Green Field Innovation
How should firms identify innovation opportunities and predict market potential at very early stages and in new areas (“green fields”) and ambiguous environments? Here are three approaches:
1. Find Innovation Adjacencies:
Adjacent markets are an attractive way to grow. Adjacent markets are not too far away from your core business in terms of channels, technology, price point, brand, etc.. To find them, I recommend The Big Picture framework developed by Professor Christie Nordhielm at The University of Michigan. The Big Picture outlines four quadrants that completely define any market category. To find “green fields”, consider each quadrant one at a time and imagine extending beyond the bounds of the category in some close by, adjacent way. The key is to stretch, not leap beyond your inherent business model. Ask yourself these questions:
- Quadrant 1 Adjacencies: What substitute products are non-category consumers using to fulfill the need. Where are they buying it? What complementary products go along with these substitutes?

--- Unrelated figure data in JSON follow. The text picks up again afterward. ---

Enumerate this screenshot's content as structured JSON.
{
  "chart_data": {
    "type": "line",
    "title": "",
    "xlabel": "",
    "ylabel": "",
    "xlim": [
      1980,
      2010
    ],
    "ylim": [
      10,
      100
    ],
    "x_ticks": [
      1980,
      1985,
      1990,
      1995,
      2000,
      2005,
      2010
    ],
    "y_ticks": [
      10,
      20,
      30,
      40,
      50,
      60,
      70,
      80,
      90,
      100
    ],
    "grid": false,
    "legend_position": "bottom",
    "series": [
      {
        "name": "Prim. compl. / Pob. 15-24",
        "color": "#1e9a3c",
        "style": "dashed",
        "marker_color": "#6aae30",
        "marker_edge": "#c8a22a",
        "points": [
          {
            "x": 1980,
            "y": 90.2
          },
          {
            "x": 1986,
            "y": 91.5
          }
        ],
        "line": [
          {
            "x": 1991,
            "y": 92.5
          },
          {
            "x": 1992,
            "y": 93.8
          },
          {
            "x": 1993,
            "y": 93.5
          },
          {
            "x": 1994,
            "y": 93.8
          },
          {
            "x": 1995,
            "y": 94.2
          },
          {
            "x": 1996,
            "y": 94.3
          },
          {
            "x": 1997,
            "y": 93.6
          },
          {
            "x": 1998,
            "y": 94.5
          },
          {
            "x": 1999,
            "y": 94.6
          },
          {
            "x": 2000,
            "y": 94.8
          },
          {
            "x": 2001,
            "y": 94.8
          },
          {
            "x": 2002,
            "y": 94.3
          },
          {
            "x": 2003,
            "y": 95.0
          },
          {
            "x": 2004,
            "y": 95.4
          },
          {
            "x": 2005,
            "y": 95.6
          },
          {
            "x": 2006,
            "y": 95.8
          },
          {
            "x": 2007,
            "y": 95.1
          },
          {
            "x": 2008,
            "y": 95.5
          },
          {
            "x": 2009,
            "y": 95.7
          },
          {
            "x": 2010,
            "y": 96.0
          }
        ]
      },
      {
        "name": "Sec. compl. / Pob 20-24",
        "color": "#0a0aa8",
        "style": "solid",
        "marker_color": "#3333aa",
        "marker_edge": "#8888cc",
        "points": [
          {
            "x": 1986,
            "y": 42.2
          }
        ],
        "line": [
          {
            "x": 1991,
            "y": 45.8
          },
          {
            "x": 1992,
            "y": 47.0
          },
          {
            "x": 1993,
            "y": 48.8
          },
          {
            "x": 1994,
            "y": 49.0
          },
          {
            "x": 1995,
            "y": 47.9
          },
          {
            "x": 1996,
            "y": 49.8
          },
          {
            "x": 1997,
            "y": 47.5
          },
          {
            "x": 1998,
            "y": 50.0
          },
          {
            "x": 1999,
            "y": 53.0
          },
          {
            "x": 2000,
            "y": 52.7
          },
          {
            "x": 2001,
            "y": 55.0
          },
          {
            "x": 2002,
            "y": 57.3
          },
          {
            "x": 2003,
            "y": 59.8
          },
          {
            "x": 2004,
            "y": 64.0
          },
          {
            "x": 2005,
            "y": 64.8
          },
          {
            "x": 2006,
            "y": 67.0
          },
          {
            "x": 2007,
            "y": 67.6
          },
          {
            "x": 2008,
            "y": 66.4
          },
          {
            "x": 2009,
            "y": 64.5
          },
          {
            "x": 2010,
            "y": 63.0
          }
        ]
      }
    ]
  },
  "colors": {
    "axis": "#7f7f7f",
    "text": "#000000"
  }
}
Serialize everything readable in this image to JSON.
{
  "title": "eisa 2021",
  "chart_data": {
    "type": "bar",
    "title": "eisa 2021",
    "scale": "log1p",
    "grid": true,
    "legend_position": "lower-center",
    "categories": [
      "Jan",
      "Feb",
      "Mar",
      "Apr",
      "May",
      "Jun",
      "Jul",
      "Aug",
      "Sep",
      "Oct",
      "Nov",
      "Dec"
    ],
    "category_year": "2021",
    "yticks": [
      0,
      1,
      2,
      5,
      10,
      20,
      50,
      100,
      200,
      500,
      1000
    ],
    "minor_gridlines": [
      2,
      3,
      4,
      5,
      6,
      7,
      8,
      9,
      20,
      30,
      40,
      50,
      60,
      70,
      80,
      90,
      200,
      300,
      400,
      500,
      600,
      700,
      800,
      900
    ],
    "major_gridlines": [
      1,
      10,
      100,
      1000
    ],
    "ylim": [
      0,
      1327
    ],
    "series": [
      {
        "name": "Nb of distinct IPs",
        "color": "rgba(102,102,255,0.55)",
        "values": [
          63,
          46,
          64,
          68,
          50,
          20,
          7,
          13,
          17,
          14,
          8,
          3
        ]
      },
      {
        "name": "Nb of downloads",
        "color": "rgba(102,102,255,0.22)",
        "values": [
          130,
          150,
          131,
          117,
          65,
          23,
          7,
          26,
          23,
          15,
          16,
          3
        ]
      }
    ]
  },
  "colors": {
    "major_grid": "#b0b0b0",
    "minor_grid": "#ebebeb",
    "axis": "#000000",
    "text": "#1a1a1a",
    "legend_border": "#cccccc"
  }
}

- Quadrant 2 Adjacencies: What other products do your loyal customers buy, perhaps at the same price point or to fulfill the same or similar brand promise?
- Quadrant 3 Adjacencies: Why do multi-brand customers use several brands? Is it time-dependent? Situation-dependent? Why does it vary? What other products are used when the competitive brands are consumed?
- Quadrant 4 Adjacencies: What other category of products does your competitor sell? How do those fit into their product line? How could they fit into yours?
Once you identify potential adjacencies, apply an innovation method to create new-to-the-world concepts.
2. Cooperate with the Competition:
Co-opetition is an idea described by Barry Nalebuff and Adam Brandenburger in their book, “Co-opetition.” It means cooperative competition – when industry participants behave in a way that benefits all. They coopetate rather than compete. The trick is to apply innovation templates to the Value Net model of co-opetition. Here’s how. List the activities of each Value Net participant (Company, Supplier, Customer, Complementors, Competitor). Rotate each specific company in the Value Net model so that each takes a new role (competitors become suppliers, suppliers become complementors, etc). Use each template on the new list of activities, starting with Task Unification. Using Function Follows Form, envision how the new role creates a “green field” market.
3. Listen to the “Voices”:
Here are three less obvious sources of “green field” opportunity.
- Voice of the Product: Products have enormous amounts of information coded into them through years of design improvement. A corporate innovation method such as S.I.T. lets you “interrogate” the product to find new, undiscovered market benefits.
- Voice of the Brand: Brands also have information coded into them. The key is to extract the information and data that contributes to the brand promise to see hidden assets and market potential. For this I recommend the semantic search engine, Goldfire.
- Voice of Serendipity: Many products are invented accidentally. Serendipity led to the microwave oven, corn flakes, Teflon®, penicillin, fireworks, Viagra®, chocolate chip cookies, and the most famous of all accidents…the Post-it® note. While serendipity is unpredictable, there is value if you can unlock its hidden secrets.